The ability of exhaled VOCs to discriminate patients by their inflammatory profile is further supported by unbiased cluster analysis of e-nose profiles of the U-BIOPRED cohort [47]. These clusters differed by systemic inflammatory profiles and anti-inflammatory medication profile use. They did not differ by sputum eosinophils or neutrophil percentages, but a change in sputum eosinophil percentages was seen in those patients that migrated clusters at 18 months. Using a different set of e-nose derived principal components, this study was also able to discriminate sputum transcriptomic associated clusters [54] in a small pilot analysis (n=28) [47].
Treatment stratification
In patients who had been withdrawn from their regular inhaled corticosteroid therapy, the e-nose breathprint was found to be accurate in predicting who would respond to an oral corticosteroid course (AUC=0.88), defined as a ≥12% increase in forced expiratory volume in 1 s (FEV1) and/or two or more doubling doses of inhaled AMP to cause a 20% decline in FEV1 [36]. While the steroid-responsive group (n=11) had higher FeNO and sputum eosinophil measurements at baseline, as compared to the steroid-unresponsive group (n=9), the respective predictive AUCs of 0.55 and 0.61, respectively, for these measures were not as good as that for e-nose [36]. Other than in the aforementioned steroid withdrawal studies, we found no studies designed to look at treatment responders versus nonresponders.
Treatment monitoring
E-nose-derived clusters differ by oral corticosteroid use [47], and exhaled pentane levels are reduced in patients receiving inhaled corticosteroid treatments [48], consistent with the premise that VOCs are sensitive to ongoing inflammation. However, while oral corticosteroid use weakens the diagnostic (asthma versus healthy controls) accuracy of FeNO, this is not the case for the e-nose breathprint [36]. Following oral corticosteroid treatment of asthma patients, the e-nose continued to be able to diagnose asthma, suggesting discrimination independent of ongoing inflammation, possibly related to the medication itself.
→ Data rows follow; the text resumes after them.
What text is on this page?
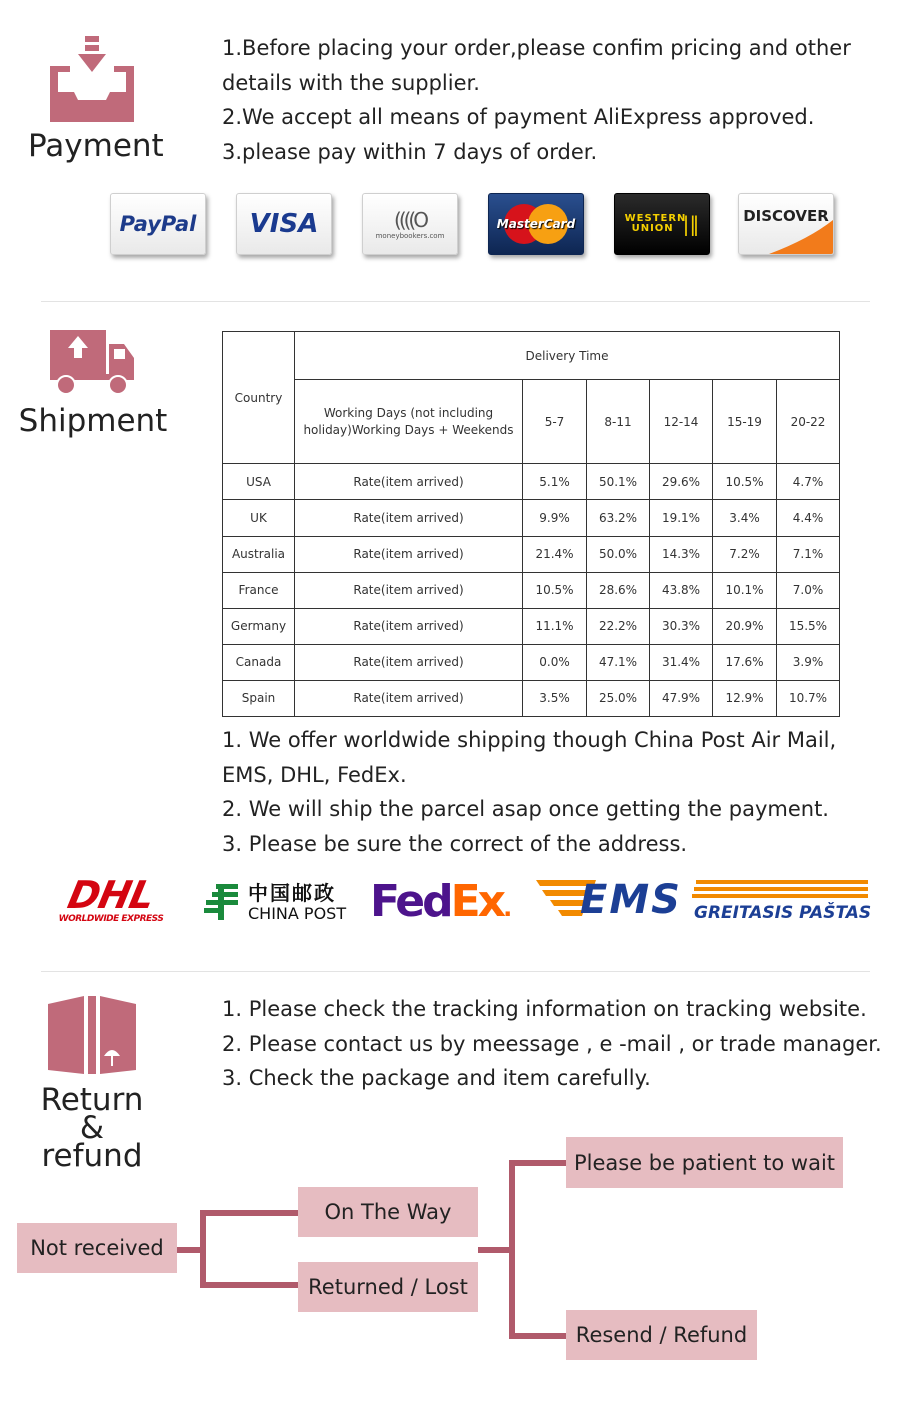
Payment
1.Before placing your order,please confim pricing and other
details with the supplier.
2.We accept all means of payment AliExpress approved.
3.please pay within 7 days of order.
PayPal VISA	((((O
moneybookers.com
MasterCard	WESTERN UNION |‖	DISCOVER
Shipment
Country	Delivery Time					
	Working Days (not including holiday)Working Days + Weekends	5-7	8-11	12-14	15-19	20-22
USA	Rate(item arrived)	5.1%	50.1%	29.6%	10.5%	4.7%
UK	Rate(item arrived)	9.9%	63.2%	19.1%	3.4%	4.4%
Australia	Rate(item arrived)	21.4%	50.0%	14.3%	7.2%	7.1%
France	Rate(item arrived)	10.5%	28.6%	43.8%	10.1%	7.0%
Germany	Rate(item arrived)	11.1%	22.2%	30.3%	20.9%	15.5%
Canada	Rate(item arrived)	0.0%	47.1%	31.4%	17.6%	3.9%
Spain	Rate(item arrived)	3.5%	25.0%	47.9%	12.9%	10.7%
1. We offer worldwide shipping though China Post Air Mail,
EMS, DHL, FedEx.
2. We will ship the parcel asap once getting the payment.
3. Please be sure the correct of the address.
DHL
WORLDWIDE EXPRESS
中国邮政
CHINA POST FedEx. EMS GREITASIS PAŠTAS
Return
&
refund
1. Please check the tracking information on tracking website.
2. Please contact us by meessage , e -mail , or trade manager.
3. Check the package and item carefully.
Not received
On The Way
Returned / Lost
Please be patient to wait
Resend / Refund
Similarly, the discrepancy between e-nose VOC profiles and BAL and sputum eosinophil percentages [36, 39], may be explained by treatment effect: if the VOC profile were sensitive to eosinophilic inflammation alone, a better relationship would be expected without the suppressive and noise effect of steroid therapy. Consistent with this, the U-BIOPRED group have reported that exhaled VOCs correlate with urinary levels of salbutamol and oral corticosteroid (by liquid chromatography-high resolution mass spectrometry) [49], confirming that some exhaled VOCs are related to asthma medications.
Exacerbation prediction
Markers of lipid peroxidation are elevated in acute exacerbations before returning to normal levels following treatment [33]. In addition, they are increased in patients with more severe disease (as defined by more reduced lung function) [48]. Principal components derived from e-nose breathprints can discriminate episodes of stability (baseline or at recovery with oral corticosteroids) from episodes of loss of control, due to treatment withdrawal. While exhaled VOCs have been measured prospectively in children to predict exacerbation events [55], no such studies have been performed in adults. In the two steroid withdrawal studies captured in this systematic review, one did not measure exhaled VOCs at baseline [36], and in the other, all but one patient suffered a loss of control on treatment withdrawal [50]. Therefore, these studies were unable to compare exacerbators against non-exacerbators.
Breath sampling
Concerning sampling, storage and analysis, few studies use the same strategies. Although a degree of consistency is seen from the studies originating from the same group [21, 40, 41, 43, 50–52], wide methodological variation is seen at every step in exhaled breath methodology. This is illustrated in table 2 and expanded upon in the supplementary material.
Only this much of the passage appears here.